Welcome to our bi-weekly round-up, where we spotlight the freshest releases, emerging voices, and genre-pushing music from across the globe. Whether it's a chart-shaker or an underground gem, if it moves us, it's here. Bringing you music that you should be curious about!
SunSkip ‘Sincerely’
SunSkip’s “Sincerely” is like getting a handwritten letter that suddenly bursts into a honky-tonk dance party. Sean Maljanian’s storytelling hits all the right emotional notes—aging, unspoken feelings, and quiet struggles—while the band goes delightfully off the rails with bottles, pans, and a cardboard box for percussion. It’s tender, it’s messy, it’s heartfelt, and somehow, it makes you want to grab a partner and spin across the living room like you’re in a saloon scene from a movie.
Will Foulke ‘Fresh Air’
If you need a pick-me-up that’s also musically impressive, Fresh Air is your go-to. Foulke’s guitar shreds with style, the funk grooves make your body move, and the overall vibe is unfiltered joy. It’s the perfect mix of sophistication and feel-good energy.
NMDA & Isabelle Rose ‘Bad Dreams’
Bad Dreams is the perfect mix of chill vibes and heart-thumping emotion. Isabelle Rose’s vocals soar like a rocket while NMDA’s beats keep your head nodding and your soul smiling. It’s moody, it’s groovy, and it somehow makes confronting your fears sound… fun.
Finesse Cobain ‘Chosen’
Chosen is the musical equivalent of a cinematic mic drop. Finesse Cobain takes his life’s ups, downs, and near-death plot twists and turns them into a track that’s simultaneously gritty, emotional, and hypnotically catchy. You’ll find yourself nodding along, reflecting on your own struggles, and secretly hoping you have a “Mirror” moment too. Resilience has never sounded this good.
Sophia Tice ‘WAY OUT’
Sophia Tice’s ‘WAY OUT’ is the kind of indie pop track that sneaks up on you — soft at first, then emotionally devastating in the best way.

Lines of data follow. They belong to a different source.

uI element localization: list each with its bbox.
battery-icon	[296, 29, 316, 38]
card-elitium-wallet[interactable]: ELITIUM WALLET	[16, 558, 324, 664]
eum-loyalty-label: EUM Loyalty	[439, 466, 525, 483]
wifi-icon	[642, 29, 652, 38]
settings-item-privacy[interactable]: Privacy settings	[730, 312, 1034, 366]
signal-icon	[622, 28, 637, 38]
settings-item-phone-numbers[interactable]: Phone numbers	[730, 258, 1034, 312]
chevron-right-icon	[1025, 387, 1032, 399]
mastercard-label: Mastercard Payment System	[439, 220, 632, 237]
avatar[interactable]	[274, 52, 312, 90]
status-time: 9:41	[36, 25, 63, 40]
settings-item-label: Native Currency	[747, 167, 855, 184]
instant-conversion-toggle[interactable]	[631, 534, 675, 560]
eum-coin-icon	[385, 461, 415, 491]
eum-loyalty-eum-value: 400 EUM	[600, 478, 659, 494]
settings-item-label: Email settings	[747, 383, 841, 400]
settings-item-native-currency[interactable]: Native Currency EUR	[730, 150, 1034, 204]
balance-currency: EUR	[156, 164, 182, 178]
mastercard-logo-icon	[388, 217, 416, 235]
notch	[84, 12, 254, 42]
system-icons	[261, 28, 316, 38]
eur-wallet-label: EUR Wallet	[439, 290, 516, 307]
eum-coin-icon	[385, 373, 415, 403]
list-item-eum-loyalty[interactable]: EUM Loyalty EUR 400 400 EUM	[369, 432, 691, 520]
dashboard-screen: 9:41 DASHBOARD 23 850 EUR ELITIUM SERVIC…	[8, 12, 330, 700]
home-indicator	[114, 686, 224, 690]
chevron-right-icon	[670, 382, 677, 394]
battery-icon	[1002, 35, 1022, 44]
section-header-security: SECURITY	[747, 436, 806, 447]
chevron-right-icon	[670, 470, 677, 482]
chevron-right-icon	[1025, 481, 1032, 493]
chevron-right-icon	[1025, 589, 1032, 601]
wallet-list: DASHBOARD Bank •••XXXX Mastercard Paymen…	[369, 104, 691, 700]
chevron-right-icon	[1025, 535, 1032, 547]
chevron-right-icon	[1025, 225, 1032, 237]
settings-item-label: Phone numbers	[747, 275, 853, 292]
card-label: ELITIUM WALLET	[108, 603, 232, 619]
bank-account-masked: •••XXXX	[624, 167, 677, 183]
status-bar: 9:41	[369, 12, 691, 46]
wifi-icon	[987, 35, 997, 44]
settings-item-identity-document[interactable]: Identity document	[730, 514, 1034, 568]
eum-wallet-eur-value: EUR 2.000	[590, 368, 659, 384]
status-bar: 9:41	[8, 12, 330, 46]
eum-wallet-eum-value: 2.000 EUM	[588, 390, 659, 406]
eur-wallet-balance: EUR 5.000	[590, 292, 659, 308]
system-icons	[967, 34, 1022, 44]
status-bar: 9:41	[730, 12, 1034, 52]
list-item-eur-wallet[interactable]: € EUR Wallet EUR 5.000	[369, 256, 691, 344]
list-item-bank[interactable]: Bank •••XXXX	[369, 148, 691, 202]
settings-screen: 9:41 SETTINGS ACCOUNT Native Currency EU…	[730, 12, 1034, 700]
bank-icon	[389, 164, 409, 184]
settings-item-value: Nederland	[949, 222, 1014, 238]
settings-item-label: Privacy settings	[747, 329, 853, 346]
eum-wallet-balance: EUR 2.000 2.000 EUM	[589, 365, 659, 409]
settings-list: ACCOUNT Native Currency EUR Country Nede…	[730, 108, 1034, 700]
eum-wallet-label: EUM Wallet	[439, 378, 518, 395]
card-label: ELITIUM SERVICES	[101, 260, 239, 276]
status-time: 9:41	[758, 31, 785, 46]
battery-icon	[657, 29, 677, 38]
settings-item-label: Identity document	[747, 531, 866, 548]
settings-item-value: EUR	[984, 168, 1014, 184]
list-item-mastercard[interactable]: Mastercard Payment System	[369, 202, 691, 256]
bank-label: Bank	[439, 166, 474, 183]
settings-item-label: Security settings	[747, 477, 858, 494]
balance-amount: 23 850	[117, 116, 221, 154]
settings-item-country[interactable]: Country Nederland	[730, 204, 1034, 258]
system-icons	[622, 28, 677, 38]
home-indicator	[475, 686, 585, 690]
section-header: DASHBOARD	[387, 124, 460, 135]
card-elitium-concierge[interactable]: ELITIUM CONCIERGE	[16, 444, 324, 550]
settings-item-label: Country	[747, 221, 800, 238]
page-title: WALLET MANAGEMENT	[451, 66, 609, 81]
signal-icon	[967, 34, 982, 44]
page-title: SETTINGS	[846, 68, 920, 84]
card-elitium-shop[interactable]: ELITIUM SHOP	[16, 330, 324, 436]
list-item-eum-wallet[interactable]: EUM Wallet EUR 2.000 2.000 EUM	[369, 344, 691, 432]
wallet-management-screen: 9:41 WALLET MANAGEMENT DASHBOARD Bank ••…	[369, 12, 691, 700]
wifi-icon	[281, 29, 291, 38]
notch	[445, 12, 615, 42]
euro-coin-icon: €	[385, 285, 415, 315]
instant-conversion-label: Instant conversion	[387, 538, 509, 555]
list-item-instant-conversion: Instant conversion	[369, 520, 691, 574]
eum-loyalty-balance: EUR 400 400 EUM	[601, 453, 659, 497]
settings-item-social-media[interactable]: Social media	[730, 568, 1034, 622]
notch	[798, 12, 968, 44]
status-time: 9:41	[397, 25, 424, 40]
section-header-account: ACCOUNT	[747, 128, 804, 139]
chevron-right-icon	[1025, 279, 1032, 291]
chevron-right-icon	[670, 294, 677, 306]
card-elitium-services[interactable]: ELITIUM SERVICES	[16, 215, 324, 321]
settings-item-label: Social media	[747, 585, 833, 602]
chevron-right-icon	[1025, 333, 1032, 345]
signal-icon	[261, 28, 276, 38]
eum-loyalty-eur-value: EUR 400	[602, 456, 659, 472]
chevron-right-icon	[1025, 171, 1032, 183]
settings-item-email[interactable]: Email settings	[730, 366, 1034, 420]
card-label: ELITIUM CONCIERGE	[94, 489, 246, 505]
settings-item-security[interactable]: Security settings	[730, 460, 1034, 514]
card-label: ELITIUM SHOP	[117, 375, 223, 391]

With haunting piano lines, textured production, and vocals that feel like a late-night confession, the song captures the chaos of watching someone try to escape a toxic relationship. Dark, cinematic, and quietly empowering, it’s a bold step forward for an artist clearly hitting her stride.
Clyde The Band ‘Better’
“Better” hits like a guitar-fueled emotional rollercoaster: one minute you’re headbanging to distorted riffs, the next you’re quietly relating to every word about feeling dismissed. It’s clever, catchy, and unashamedly raw, leaving you thinking, “Yeah, I’ve felt that—but now I want to scream it in a car with the windows down.”